While two debt-ridden state-owned banks dominate the sector, Iraq also has 18 private sector banks, with others due to open soon. The former regime authorized private banks in the early 1990s, as Iraq struggled under sanctions.
Banks have become the strongest earners on the local stock exchange since the invasion two years ago. Speculation about incoming foreign investment has fueled dramatic gains in recent weeks, though shares in "real industries" are in a severe slump, says Mr. Fettal.
Several newly licensed local banks, meanwhile, are planning to expand their reach. The Kurdish family-controlled North Bank, started in Baghdad in 2004, recently opened a second branch in the northern city of Sulaymaniyah. Further expansion is also directed at the Kurdish-dominated north, says Nafie Alais Aboo, the bank's assistant managing director.

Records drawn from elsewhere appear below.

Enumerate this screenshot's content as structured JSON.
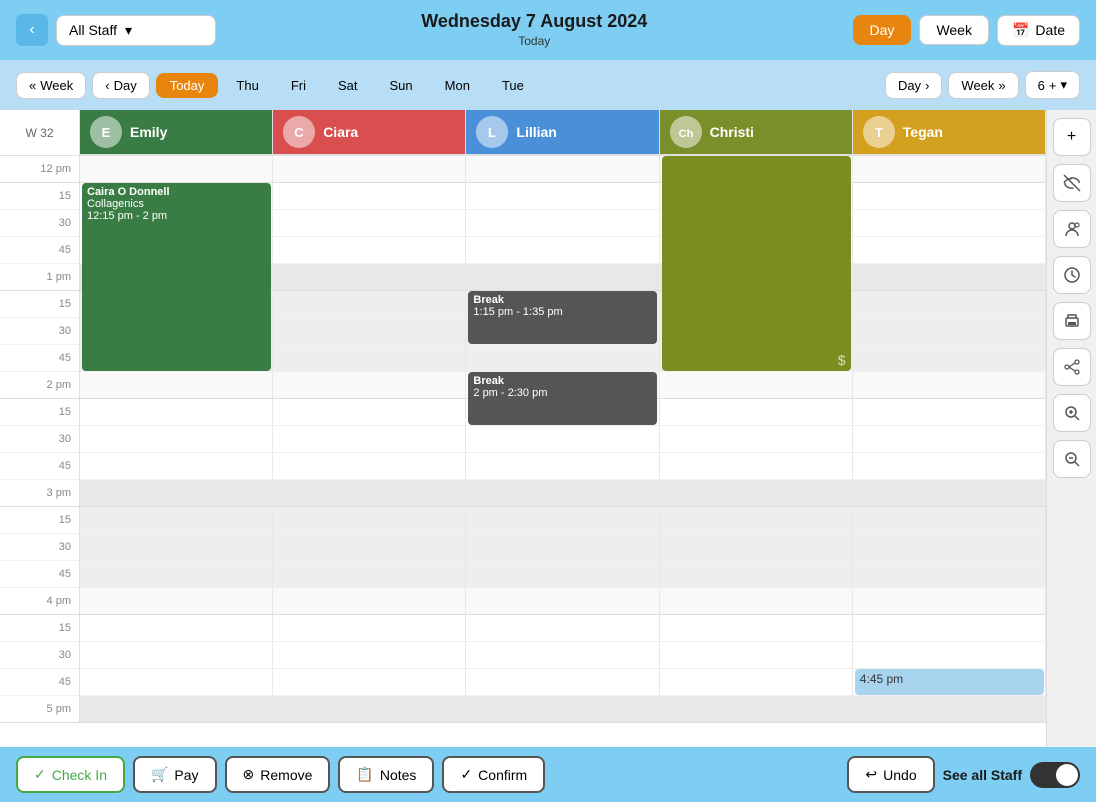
{
  "topBar": {
    "backLabel": "‹",
    "staffDropdown": "All Staff",
    "title": "Wednesday 7 August 2024",
    "subtitle": "Today",
    "dayBtn": "Day",
    "weekBtn": "Week",
    "dateBtn": "Date"
  },
  "subNav": {
    "weekLabel": "Week",
    "dayLabel": "Day",
    "tabs": [
      "Today",
      "Thu",
      "Fri",
      "Sat",
      "Sun",
      "Mon",
      "Tue"
    ],
    "activeTab": "Today",
    "rightDay": "Day",
    "rightWeek": "Week",
    "count": "6"
  },
  "staffColumns": [
    {
      "id": "emily",
      "name": "Emily",
      "avatarColor": "#3a7d44",
      "initials": "E"
    },
    {
      "id": "ciara",
      "name": "Ciara",
      "avatarColor": "#d94f4f",
      "initials": "C"
    },
    {
      "id": "lillian",
      "name": "Lillian",
      "avatarColor": "#4a90d9",
      "initials": "L"
    },
    {
      "id": "christi",
      "name": "Christi",
      "avatarColor": "#5d7a2e",
      "initials": "Ch"
    },
    {
      "id": "tegan",
      "name": "Tegan",
      "avatarColor": "#d4a020",
      "initials": "T"
    }
  ],
  "weekLabel": "W 32",
  "events": {
    "emily_appointment": {
      "title": "Caira O Donnell",
      "subtitle": "Collagenics",
      "time": "12:15 pm - 2 pm",
      "color": "#3a7d44"
    },
    "lillian_break1": {
      "title": "Break",
      "time": "1:15 pm - 1:35 pm",
      "color": "#555"
    },
    "lillian_break2": {
      "title": "Break",
      "time": "2 pm - 2:30 pm",
      "color": "#555"
    },
    "tegan_slot": {
      "time": "4:45 pm",
      "color": "#a8d4f0"
    }
  },
  "sideToolbar": {
    "buttons": [
      "plus",
      "eye-off",
      "users",
      "clock",
      "print",
      "share",
      "zoom-in",
      "zoom-out"
    ]
  },
  "bottomBar": {
    "checkIn": "Check In",
    "pay": "Pay",
    "remove": "Remove",
    "notes": "Notes",
    "confirm": "Confirm",
    "undo": "Undo",
    "seeAll": "See all Staff"
  },
  "timeSlots": [
    {
      "label": "12 pm",
      "isHour": true,
      "min": 0
    },
    {
      "label": "15",
      "isHour": false,
      "min": 15
    },
    {
      "label": "30",
      "isHour": false,
      "min": 30
    },
    {
      "label": "45",
      "isHour": false,
      "min": 45
    },
    {
      "label": "1 pm",
      "isHour": true,
      "min": 60
    },
    {
      "label": "15",
      "isHour": false,
      "min": 75
    },
    {
      "label": "30",
      "isHour": false,
      "min": 90
    },
    {
      "label": "45",
      "isHour": false,
      "min": 105
    },
    {
      "label": "2 pm",
      "isHour": true,
      "min": 120
    },
    {
      "label": "15",
      "isHour": false,
      "min": 135
    },
    {
      "label": "30",
      "isHour": false,
      "min": 150
    },
    {
      "label": "45",
      "isHour": false,
      "min": 165
    },
    {
      "label": "3 pm",
      "isHour": true,
      "min": 180
    },
    {
      "label": "15",
      "isHour": false,
      "min": 195
    },
    {
      "label": "30",
      "isHour": false,
      "min": 210
    },
    {
      "label": "45",
      "isHour": false,
      "min": 225
    },
    {
      "label": "4 pm",
      "isHour": true,
      "min": 240
    },
    {
      "label": "15",
      "isHour": false,
      "min": 255
    },
    {
      "label": "30",
      "isHour": false,
      "min": 270
    },
    {
      "label": "45",
      "isHour": false,
      "min": 285
    },
    {
      "label": "5 pm",
      "isHour": true,
      "min": 300
    }
  ]
}
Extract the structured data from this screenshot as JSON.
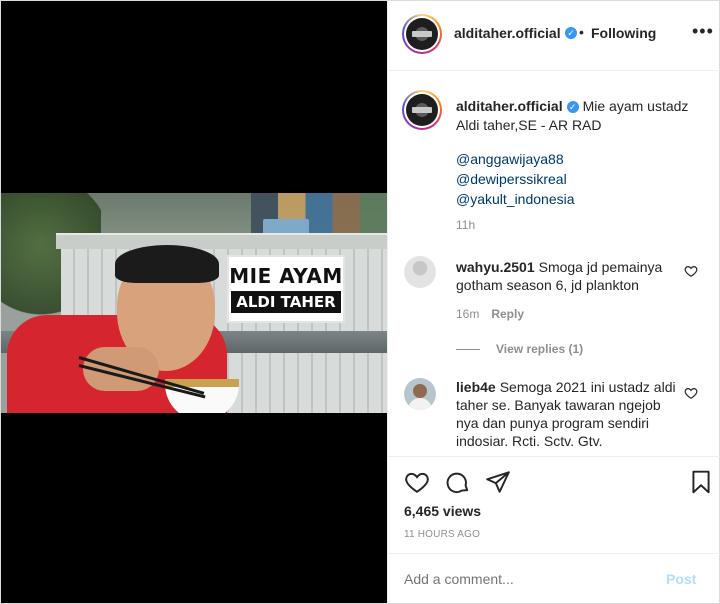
{
  "post": {
    "username": "alditaher.official",
    "verified_icon": "verified-badge-icon",
    "follow_separator": "•",
    "follow_status": "Following",
    "more_label": "•••"
  },
  "media": {
    "sign_line1": "MIE AYAM",
    "sign_line2": "ALDI TAHER"
  },
  "caption": {
    "username": "alditaher.official",
    "text": "Mie ayam ustadz Aldi taher,SE - AR RAD",
    "mentions": [
      "@anggawijaya88",
      "@dewiperssikreal",
      "@yakult_indonesia"
    ],
    "time": "11h"
  },
  "comments": [
    {
      "username": "wahyu.2501",
      "text": "Smoga jd pemainya gotham season 6, jd plankton",
      "time": "16m",
      "reply_label": "Reply",
      "view_replies": "View replies (1)"
    },
    {
      "username": "lieb4e",
      "text": "Semoga 2021 ini ustadz aldi taher se. Banyak tawaran ngejob nya dan punya program sendiri indosiar. Rcti. Sctv. Gtv."
    }
  ],
  "actions": {
    "like_icon": "heart-icon",
    "comment_icon": "comment-bubble-icon",
    "share_icon": "paper-plane-icon",
    "save_icon": "bookmark-icon"
  },
  "stats": {
    "views": "6,465 views",
    "time_ago": "11 HOURS AGO"
  },
  "composer": {
    "placeholder": "Add a comment...",
    "post_label": "Post"
  },
  "colors": {
    "link": "#00376b",
    "verified": "#3897f0",
    "muted": "#8e8e8e",
    "post_disabled": "#b2dffc"
  }
}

The CBI is encouraging other new banks to focus on impoverished areas in southern Iraq, some of which have almost no financial services, Shabibi says.
Meanwhile, as small amounts of coinage filter into the market, some people say they like the reminder of the days before wars and sanctions. But the manager of a Warka Bank office in Baghdad, Jumhouriya Hadi, said she had refused a request from workers at a nearby plant to exchange some new coins for paper money. "We don't want the difficulty of dealing with coins," she says.